When a loved one becomes ill, friends and family often step in to provide care, which may be given by children as well as adults. According to a 2005 national survey from the National Alliance for Caregiving, there are approximately 1.3 to 1.4 million child caregivers between the ages of 8 and 18. Of these, 31 percent are between the ages of 8 and 11, and 38 percent are between the ages of 12 and 15. The remaining 31 percent of child caregivers are 16-18 years old. The NAC defined caregiving as performing tasks such as helping with personal needs, meals, chores, shopping, paperwork, and medication.

Involving children in the caregiving process can be tricky as there “definitely needs to be a balance between helping and not giving too much responsibility,” said Julie Germann, PhD, a pediatric psychologist with the Center for Cancer and Blood Disorders at Children’s Medical Center in Dallas. To that point, the NAC survey found that at least three-quarters of child caregivers who help with any given task have an adult’s help.

Germann said it is important to first explain to a child the diagnosis, why the patient is tired, losing hair, and sick so the child is not scared or doesn’t think that he or she can catch it. It is also important that this is done in a developmentally appropriate way, Germann said, which comes from knowing your child, how much information he or she can handle, and whether more information is helpful or overwhelming (see the article “Straight Talk: What kids need and want to know when a parent is diagnosed” for more information on this topic).

Kids need to be reassured they can still be involved with that person, but just in different ways now, Germann said. When it comes to caregiving, they can do many small things that will benefit them and the patient.

“They still get to do things and feel more normal,” Germann said. “Maybe they can’t go around riding bikes, but they can play a board game, and take into account the cancer patient’s level of energy and tone down activities. It helps patients not (to) feel isolated.”

But young children shouldn’t be responsible for tasks such as giving medicine or making sure medicine is taken, Germann said. She said it is more common for teenagers to be given this heavy a responsibility. For younger children, it is better to focus on small tasks that allow the child to feel helpful without feeling overwhelmed or burdened.

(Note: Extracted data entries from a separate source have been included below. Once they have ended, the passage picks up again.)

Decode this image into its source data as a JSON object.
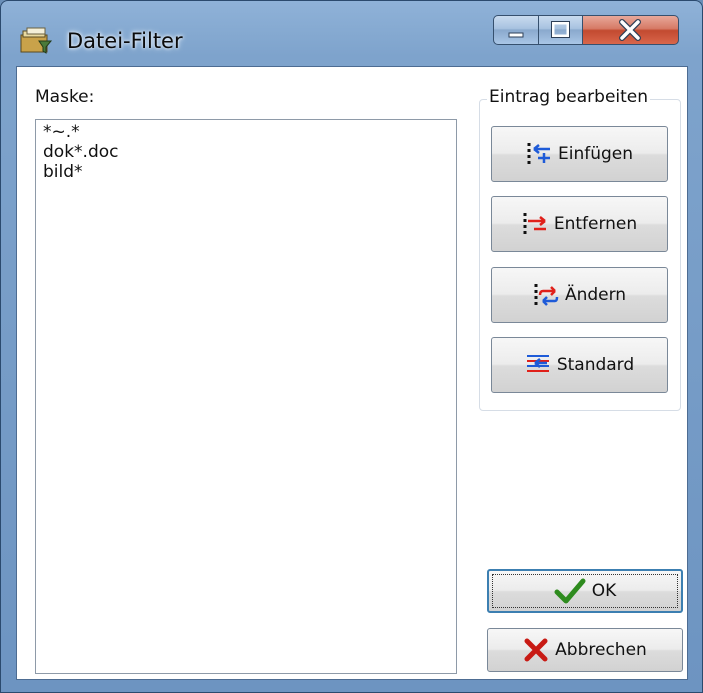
{
  "window": {
    "title": "Datei-Filter",
    "icon": "filter-folder-icon",
    "controls": {
      "minimize": "minimize-icon",
      "maximize": "maximize-icon",
      "close": "close-icon"
    }
  },
  "mask": {
    "label": "Maske:",
    "items": [
      "*~.*",
      "dok*.doc",
      "bild*"
    ]
  },
  "edit_group": {
    "label": "Eintrag bearbeiten",
    "insert_label": "Einfügen",
    "remove_label": "Entfernen",
    "change_label": "Ändern",
    "default_label": "Standard"
  },
  "dialog": {
    "ok_label": "OK",
    "cancel_label": "Abbrechen"
  },
  "colors": {
    "accent_blue": "#1e5bd8",
    "accent_red": "#e0201a",
    "ok_green": "#2e8b1e"
  }
}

“It’s helpful to have conversations about normal daily life on both ends,” Germann said. “It will often come back to the cancer, but it helps to cope with the situation in two ways: it helps the child know that not every moment is focused on illness; and for the family member with cancer, it helps them focus on life outside of cancer—the joy, excitement, and sharing, and keeping that family communication going."